- Born: August 1970 London, England
- Died: 10 February 2024 (aged 53)
- Occupations: Educator; Music reviewer; Violinist;

= Claire Seymour =

English educator, violinist, and music reviewer

Claire Seymour (August 1970 – 10 February 2024) was an English educator, violinist and music reviewer. She worked at the University of Tokyo as visiting lecturer in British Studies, Queen's College, London as head of the Senior College and Open University as an associate professor in both the Music and English Literature departments. Seymour was a reviewer for music websites and publications such as Opera Today, Seen and Heard International, MusicWeb International, British Theatre Guide and The Stage.

==Biography==
Seymour was born in August 1970, in London. She had a brother and was raised in Broadstairs in Kent, where her parents Barbara and Richard ran a convenience store. Seymour was educated at Clarendon House Grammar School for Girls in Ramsgate, where she was a member of the junior guitar group and was a member of the Margate Operatic Society. She went to King's College, Cambridge, reading music. Following her graduation from the university in 1991, Seymour enrolled at the University of Kent. She completed a Master of Arts in modern literature and a Doctor of Philosophy degree in English literature, researching the relationship of Benjamin Britten with his librettists and poets.

From 1999 and 2000, Seymour was the first woman to be appointed visiting lecturer in British studies at the University of Tokyo and lasted in the post for two years. She later began her teaching career that lasted from 2002 to 2017, when she worked at Dover College in Kent. Seymour then worked as head of the Senior College at Queen's College, London, mentoring students through applications for university. She was an associate professor at the Open University in both the Music and English Literature departments from 2006, conducting Summer music classes and was a tutor at the Rose Bruford College on its postgraduate opera studies course. She was also head of postgraduate studies at the London Contemporary Dance School.

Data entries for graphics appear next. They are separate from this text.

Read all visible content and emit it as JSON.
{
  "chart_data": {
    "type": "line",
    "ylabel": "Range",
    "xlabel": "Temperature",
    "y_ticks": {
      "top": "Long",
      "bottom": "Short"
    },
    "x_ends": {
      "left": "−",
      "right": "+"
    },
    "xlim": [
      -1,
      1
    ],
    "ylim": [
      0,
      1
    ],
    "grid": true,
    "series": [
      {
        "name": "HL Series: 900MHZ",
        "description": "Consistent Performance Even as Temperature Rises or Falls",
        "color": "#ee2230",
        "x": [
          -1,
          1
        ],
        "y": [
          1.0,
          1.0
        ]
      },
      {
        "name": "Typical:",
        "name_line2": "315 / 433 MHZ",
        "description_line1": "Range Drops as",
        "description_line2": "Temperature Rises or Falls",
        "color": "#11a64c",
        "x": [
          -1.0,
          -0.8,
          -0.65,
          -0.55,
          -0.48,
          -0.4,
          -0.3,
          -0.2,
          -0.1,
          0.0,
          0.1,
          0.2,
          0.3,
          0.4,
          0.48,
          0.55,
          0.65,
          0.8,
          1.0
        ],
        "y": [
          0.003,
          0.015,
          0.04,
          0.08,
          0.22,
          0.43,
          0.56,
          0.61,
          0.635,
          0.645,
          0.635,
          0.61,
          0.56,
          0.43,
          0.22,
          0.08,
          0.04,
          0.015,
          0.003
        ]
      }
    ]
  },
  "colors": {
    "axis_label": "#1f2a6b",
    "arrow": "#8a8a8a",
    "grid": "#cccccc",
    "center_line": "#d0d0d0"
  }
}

In 2008, Seymour joined Opera Today as a reviewer, and became the magazine's British editor in 2012. She also wrote for other music websites and publications such as Seen and Heard International, MusicWeb International, British Theatre Guide and The Stage. She published the thesis The Operas of Benjamin Britten: Expression and Evasion that analyses all of Britten's operas in 2004. Seymour was a specialist on Thomas Hardy and was a contributor and later editor of The Thomas Hardy Society Journals from 2005 to 2009. She edited Wordsworth editions of Hardy and Henry James as well as Plumbago’s Defining Opera series and authored programme articles for Glyndebourne and Wexford. Seymour had appeared on Music Matters on BBC Radio 3. She was also a semi-professional violinist. Seymour was part of the Oare String Orchestra for 28 years and was a member of both the Kent Concert Orchestra and the Peycelon Quartet. She frequently accompanied choral societies, performing with the Lambeth Orchestra.

==Personal life==
Seymour died at her home on 10 February 2024, having been unwell since January 2024.